Возносились к солнцу облака, а Лебедь к земле падала, с жизнью прощалась она.
И когда неотвратимой встреча с твердью казалась, сверху пал светлый лебедин, подхватил ее крылом своим.
Заря открыла им свои врата пылающие! Летели они, прижавшись друг к другу, и чудилось тем, кто смотрел им вслед, будто у них на двоих только два крыла.
Летели лебеди, пока не растаяли вдали, словно облако.
ЧУЖОЙ
Животные не спят. Они во тьме ночной
Стоят над миром каменной стеной.
… .
И, зная все, кому расскажет он
Свои чудесные виденья?
…Ярро, сын Герро и Барры, лежал на снегу и смотрел, как солнце катится за синие сопки на противоположном берегу реки.

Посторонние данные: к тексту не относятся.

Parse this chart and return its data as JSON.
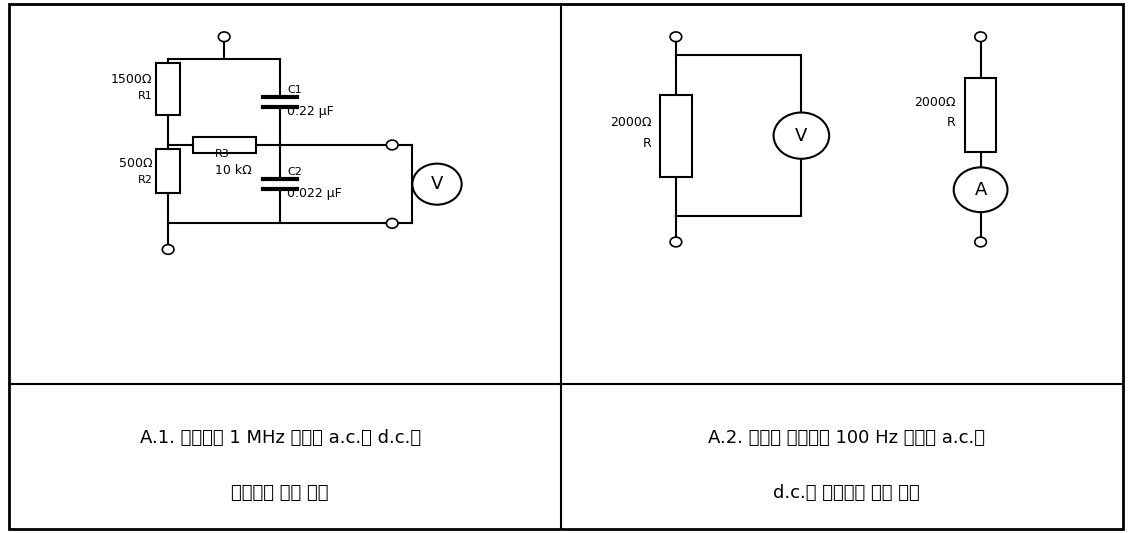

При этом белые пушистые облака заливались красным светом. Ярро вспомнил теплую кровь, пятнающую мягкое, трепещущее тело зайца, но не двинулся с места…

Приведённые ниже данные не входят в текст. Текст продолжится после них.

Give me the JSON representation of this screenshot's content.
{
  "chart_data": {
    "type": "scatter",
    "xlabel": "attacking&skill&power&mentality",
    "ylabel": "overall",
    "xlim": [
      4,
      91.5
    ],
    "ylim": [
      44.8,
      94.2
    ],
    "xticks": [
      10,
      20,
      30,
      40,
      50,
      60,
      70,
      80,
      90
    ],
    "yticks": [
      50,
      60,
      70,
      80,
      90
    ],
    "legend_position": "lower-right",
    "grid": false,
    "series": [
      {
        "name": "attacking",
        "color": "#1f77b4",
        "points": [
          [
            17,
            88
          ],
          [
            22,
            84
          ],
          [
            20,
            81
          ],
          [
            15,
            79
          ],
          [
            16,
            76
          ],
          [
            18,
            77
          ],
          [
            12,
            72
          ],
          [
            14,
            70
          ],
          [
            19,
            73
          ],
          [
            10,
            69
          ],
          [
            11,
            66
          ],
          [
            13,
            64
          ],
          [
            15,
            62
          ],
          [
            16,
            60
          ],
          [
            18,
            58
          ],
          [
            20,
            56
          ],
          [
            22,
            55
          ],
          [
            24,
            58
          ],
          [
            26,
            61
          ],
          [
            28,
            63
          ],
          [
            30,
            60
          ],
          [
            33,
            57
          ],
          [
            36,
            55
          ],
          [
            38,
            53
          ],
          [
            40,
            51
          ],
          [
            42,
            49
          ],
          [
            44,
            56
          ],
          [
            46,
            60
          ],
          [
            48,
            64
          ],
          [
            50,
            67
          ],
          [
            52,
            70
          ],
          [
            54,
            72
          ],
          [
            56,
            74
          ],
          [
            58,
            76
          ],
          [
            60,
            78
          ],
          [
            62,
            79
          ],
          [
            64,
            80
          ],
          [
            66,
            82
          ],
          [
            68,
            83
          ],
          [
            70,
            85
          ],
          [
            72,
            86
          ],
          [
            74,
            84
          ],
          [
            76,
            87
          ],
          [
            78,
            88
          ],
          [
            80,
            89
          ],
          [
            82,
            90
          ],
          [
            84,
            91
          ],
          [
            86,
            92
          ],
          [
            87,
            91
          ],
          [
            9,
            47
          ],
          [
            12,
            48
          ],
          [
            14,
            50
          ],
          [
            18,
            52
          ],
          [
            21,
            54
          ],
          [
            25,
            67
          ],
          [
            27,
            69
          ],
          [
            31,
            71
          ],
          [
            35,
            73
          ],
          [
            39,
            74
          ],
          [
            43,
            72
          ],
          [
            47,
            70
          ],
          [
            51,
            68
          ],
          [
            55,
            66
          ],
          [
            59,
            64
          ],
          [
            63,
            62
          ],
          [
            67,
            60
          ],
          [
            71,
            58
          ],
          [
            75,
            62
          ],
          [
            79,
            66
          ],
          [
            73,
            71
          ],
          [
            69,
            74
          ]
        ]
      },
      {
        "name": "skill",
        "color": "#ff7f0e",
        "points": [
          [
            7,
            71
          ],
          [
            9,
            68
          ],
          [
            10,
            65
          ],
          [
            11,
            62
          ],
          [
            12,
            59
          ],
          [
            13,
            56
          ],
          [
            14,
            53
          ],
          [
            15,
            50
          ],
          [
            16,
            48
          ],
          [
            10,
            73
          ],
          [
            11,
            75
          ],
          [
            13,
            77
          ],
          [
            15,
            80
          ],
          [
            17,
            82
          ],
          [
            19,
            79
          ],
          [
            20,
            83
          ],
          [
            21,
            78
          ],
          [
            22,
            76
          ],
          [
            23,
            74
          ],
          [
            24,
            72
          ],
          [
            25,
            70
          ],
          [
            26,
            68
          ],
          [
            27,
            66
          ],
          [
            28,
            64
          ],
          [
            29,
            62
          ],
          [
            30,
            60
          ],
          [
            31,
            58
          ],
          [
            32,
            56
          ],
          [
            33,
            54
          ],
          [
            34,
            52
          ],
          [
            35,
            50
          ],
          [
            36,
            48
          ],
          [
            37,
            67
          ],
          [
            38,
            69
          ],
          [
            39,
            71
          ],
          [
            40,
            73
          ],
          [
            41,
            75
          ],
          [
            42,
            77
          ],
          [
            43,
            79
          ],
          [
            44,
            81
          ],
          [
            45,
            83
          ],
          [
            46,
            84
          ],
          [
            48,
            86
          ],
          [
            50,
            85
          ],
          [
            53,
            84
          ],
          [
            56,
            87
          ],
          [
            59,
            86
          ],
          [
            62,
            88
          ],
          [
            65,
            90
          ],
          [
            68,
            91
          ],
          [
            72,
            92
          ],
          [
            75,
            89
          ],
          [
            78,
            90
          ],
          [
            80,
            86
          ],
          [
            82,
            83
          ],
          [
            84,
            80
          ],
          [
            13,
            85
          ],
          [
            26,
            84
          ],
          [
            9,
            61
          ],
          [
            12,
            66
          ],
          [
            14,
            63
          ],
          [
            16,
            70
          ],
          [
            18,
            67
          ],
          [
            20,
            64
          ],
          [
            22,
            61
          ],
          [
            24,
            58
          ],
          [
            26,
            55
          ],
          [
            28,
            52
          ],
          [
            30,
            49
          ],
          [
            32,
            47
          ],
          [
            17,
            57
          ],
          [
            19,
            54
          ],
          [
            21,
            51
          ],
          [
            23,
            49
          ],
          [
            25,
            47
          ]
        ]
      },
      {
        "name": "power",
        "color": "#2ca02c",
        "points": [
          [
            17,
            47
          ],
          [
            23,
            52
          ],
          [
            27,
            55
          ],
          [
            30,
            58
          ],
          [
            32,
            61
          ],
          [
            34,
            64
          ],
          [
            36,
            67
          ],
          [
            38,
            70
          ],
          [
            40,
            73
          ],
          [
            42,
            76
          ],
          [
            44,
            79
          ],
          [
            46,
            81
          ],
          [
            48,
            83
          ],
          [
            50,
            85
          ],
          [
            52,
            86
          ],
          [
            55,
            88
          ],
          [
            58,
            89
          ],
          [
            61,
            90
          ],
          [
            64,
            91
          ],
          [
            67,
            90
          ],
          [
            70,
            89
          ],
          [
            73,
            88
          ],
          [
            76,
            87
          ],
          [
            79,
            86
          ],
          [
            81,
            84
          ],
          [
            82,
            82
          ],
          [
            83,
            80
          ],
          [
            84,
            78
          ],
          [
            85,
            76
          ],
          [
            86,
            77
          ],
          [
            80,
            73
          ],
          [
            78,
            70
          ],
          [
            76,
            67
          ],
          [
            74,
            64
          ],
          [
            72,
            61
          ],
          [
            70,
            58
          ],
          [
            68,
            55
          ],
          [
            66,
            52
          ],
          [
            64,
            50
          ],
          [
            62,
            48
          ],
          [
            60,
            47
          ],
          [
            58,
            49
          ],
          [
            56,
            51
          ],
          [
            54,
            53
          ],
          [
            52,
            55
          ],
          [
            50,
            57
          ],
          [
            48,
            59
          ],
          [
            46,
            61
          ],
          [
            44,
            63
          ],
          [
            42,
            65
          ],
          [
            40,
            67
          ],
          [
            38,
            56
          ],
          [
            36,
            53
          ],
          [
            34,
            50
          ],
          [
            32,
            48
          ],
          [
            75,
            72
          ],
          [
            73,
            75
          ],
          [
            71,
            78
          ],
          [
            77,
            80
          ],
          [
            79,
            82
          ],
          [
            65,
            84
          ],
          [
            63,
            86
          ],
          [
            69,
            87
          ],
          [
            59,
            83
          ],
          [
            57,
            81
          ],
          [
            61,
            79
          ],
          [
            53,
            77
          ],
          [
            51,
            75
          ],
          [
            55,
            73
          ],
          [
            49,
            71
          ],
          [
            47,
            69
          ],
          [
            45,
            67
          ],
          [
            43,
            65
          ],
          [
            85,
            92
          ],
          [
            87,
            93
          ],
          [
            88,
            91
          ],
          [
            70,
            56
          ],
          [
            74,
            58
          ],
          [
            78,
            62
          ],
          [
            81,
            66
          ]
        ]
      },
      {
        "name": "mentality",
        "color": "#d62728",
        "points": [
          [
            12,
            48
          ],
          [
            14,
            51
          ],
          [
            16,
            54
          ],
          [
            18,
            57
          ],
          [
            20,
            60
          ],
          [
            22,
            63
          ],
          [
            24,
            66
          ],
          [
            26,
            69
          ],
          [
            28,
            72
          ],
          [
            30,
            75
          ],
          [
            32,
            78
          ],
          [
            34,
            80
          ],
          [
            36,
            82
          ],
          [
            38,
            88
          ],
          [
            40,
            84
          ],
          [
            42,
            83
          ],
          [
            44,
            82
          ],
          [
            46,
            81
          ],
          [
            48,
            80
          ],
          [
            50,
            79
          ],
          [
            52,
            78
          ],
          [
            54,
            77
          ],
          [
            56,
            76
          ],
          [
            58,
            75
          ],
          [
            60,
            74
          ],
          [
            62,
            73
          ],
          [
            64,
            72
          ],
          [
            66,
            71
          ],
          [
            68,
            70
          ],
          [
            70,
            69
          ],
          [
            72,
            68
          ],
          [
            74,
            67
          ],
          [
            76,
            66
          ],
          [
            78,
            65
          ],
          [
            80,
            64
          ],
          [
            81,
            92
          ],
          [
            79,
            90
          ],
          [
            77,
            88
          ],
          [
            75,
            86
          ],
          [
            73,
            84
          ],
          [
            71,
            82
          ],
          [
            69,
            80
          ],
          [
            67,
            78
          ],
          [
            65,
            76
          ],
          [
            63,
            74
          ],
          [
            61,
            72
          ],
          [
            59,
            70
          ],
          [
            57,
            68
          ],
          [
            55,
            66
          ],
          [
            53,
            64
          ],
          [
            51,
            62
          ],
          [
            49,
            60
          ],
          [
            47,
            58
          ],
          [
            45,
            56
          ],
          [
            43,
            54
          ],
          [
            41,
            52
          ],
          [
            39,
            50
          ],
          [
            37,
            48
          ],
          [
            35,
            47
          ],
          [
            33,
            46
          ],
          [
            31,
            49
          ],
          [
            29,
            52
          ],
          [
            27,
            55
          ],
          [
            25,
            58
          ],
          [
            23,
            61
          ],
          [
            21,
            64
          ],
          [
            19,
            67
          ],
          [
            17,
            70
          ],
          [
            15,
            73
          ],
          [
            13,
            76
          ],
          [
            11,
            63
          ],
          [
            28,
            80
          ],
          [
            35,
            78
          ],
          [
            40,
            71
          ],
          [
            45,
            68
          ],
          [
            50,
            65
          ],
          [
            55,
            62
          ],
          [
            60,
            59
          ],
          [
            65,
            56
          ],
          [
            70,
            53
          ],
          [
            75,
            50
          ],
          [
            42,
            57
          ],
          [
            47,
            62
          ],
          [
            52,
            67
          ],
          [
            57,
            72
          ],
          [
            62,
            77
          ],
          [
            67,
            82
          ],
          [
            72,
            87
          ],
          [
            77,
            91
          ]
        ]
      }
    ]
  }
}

Имя Ярро по-волчьи значит «чужой». Почему именно ему дали это имя, было непонятно. Ведь он родился в стае, в тайге, это его мать была чужая: она когда-то пришла в тайгу от людей, ее, собаку, приняли к себе волки, а молодой Герро. - теперь он вожак стаи - сделал ее своей подругой. Но матери дали имя Барра - «красотка» - и она принесла своему спутнику и стае пятерых… волчат? щенят? - словом, пятерых детенышей. Четверо получили нормальные волчьи имена, а тот, кто появился на свет первым, оскорбительную кличку - Чужой. Иногда Ярро чувствовал за это злую обиду на соплеменников, но утешался тем, что, став взрослым волком, он сможет взять себе другое имя. Ярро хотел бы называться как отец - Ветром, а еще лучше - Храбрым. Но если он успеет до того, как ему исполнится три года - время выбора нового имени, - совершить задуманное, то потребует, чтобы его назвали не иначе как Убивший Человека.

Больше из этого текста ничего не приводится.